Though they obviously can be lethal, the chokehold and knees on necks are just symptoms of the problems with modern policing nationwide. A far stickier problem is how to root out racists and keep chiefs like Gates and rank-and-filers like Chauvin from remaining on duty for decades in police departments throughout the nation. And also how to keep them from getting jobs with new departments after being fired despite their records of abuse of power, excessive force, or other wrongdoing in their interactions with the people they are supposed to protect.

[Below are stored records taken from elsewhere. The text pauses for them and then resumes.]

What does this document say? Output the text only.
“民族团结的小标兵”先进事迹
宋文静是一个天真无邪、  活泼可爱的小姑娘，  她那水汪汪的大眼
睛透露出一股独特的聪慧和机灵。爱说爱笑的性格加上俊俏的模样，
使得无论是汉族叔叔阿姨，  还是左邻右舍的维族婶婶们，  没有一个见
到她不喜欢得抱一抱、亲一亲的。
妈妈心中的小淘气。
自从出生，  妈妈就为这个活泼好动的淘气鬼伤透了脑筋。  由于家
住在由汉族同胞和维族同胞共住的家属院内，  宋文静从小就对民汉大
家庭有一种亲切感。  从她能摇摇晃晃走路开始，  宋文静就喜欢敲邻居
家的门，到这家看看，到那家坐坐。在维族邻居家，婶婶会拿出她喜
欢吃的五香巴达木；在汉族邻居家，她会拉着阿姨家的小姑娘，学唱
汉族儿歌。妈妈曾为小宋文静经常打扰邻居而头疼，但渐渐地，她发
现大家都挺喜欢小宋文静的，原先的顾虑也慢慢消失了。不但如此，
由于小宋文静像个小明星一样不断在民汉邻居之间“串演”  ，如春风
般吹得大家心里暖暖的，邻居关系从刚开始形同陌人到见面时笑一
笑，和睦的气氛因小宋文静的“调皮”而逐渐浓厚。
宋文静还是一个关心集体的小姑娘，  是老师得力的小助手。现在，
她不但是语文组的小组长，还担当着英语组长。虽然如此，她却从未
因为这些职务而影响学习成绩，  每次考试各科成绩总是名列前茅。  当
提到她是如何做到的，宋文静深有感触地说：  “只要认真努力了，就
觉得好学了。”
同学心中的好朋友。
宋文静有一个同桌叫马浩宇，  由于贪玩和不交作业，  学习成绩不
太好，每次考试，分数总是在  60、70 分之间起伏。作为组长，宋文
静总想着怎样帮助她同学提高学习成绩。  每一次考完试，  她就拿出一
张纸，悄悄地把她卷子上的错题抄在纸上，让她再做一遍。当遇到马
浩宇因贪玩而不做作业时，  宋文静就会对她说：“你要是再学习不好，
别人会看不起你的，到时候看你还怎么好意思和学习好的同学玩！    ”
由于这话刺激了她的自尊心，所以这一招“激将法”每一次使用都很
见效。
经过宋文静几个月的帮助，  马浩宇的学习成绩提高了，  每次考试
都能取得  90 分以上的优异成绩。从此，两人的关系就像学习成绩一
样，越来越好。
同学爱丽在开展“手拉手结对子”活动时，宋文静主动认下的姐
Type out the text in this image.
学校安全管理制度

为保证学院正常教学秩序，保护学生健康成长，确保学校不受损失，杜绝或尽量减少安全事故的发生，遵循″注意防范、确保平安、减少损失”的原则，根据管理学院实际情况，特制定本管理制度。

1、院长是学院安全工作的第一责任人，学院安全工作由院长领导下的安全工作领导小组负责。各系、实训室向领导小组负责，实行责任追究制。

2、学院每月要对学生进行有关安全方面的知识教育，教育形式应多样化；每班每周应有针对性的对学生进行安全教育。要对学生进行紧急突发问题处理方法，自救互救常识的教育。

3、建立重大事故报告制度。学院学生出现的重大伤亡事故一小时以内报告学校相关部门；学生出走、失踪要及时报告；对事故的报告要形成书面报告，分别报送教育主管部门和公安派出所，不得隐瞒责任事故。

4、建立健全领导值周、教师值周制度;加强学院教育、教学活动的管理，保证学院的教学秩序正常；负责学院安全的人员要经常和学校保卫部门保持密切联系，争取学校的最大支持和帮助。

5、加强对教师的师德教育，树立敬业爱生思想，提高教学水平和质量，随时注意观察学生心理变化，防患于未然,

As Goff points out, we’re not going to fix the situation with just three DOJ investigations each year of the thousands of U.S. police departments. We desperately need that realignment toward more nurturing investments that he lays out as substitutes for yet more investment in punishment. Every political candidate—whether running for city council or the presidency—should not be allowed to evade answering the question that Wagner asked: Will policing in the 21st century look different than it did in the 20th and 19th centuries? There’s no excuse for continuing down the same path we’ve traveled for hundreds of years.

Whether it’s Minneapolis or Albuquerque or Pittsburgh or East Haven or Seattle or New Orleans or Meridian or Los Angeles County or Maricopa County, consent decrees may well be “better than nothing.” But another dash of weak sauce just isn’t enough.